Gehen Parkinson und Demenz Hand in Hand? Eine kleine Studie spricht unerwartet dagegen

Dr. Thomas Kron

Interessenkonflikte

28. Mai 2020

Die Demenz-Prävalenz ist bei schon lange an Parkinson erkrankten Patienten möglicherweise geringer als aufgrund bisheriger Studien-Daten erwartet. Zu diesem Ergebnis kommt eine australische Studie [1]. Der kognitive Abbau kann bei Parkinson-Patienten offenbar unterschiedlich verlaufen.

Bisher kaum Langzeitdaten

Es gibt einige Studien zur Progression des kognitiven Abbaus bei Patienten mit Parkinson-Erkrankung, aber kaum Daten zu Patienten mit einer Krankheitsdauer von mehr als 20 Jahren. Um hierzu weitere Daten zu gewinnen, haben australische Wissenschaftler eine Studie mit Patienten aus Australien und Großbritannien durchgeführt. Solche Daten sind für die Patienten, ihre Angehörigen, Therapeuten und auch Kostenträger relevant. 

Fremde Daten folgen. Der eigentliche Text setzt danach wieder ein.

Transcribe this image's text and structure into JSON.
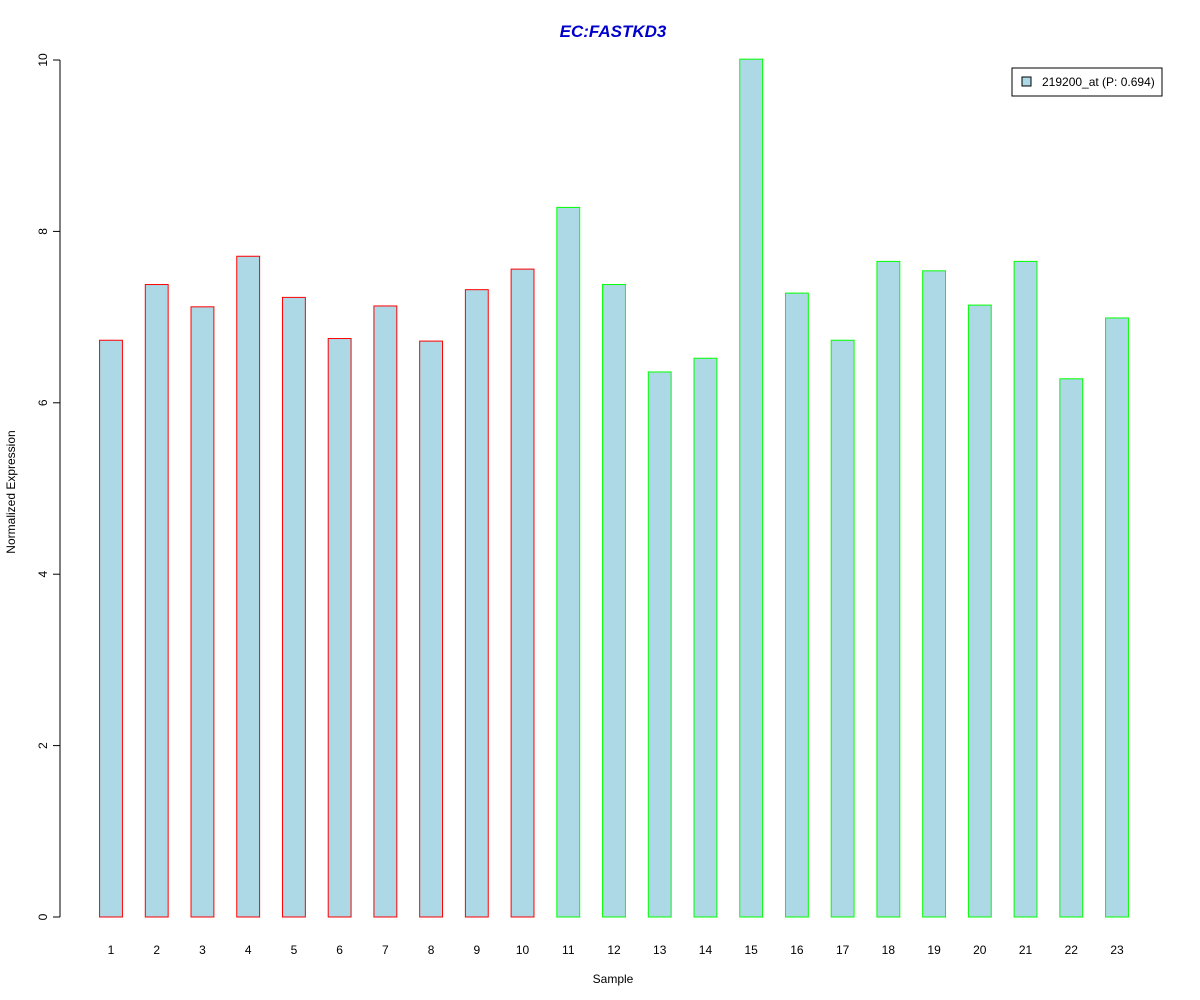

In der retrospektive Studie haben Jennifer Y. Y. Szeto, University of Sidney, und ihre Kollegen 2.327 Parkinson-Patienten untersucht, die die Kriterien der United Kingdom Parkinson’s Disease Society Brain Bank erfüllten. 36 Patienten (21 Männer und 15 Frauen) waren schon 20 und mehr Jahre an Parkinson erkrankt. Im Mittel waren sie knapp 73 Jahre alt. 

Demenz nur bei jedem 5. lang jährigen Parkinson-Patienten

Von den 36 Patienten mit einer mindestens 20-jährigen Krankheitsdauer wurden nur 7 (19 Prozent) als vermutlich Demenz-krank eingestuft. Ihr Wert nach der Mini Mental State Examination (MMSE) betrug im Mittel 18. Im Vergleich zu den Parkinson-Kranken ohne Demenz (MMSE 27) hatten die Demenz-Kranken ein geringeres Ausbildungs-Niveau (bzw. weniger Ausbildungsjahre) und mehr motorische Symptome. 34 der 36 Patienten zeigten einen nicht-tremor-dominanten Phänotyp.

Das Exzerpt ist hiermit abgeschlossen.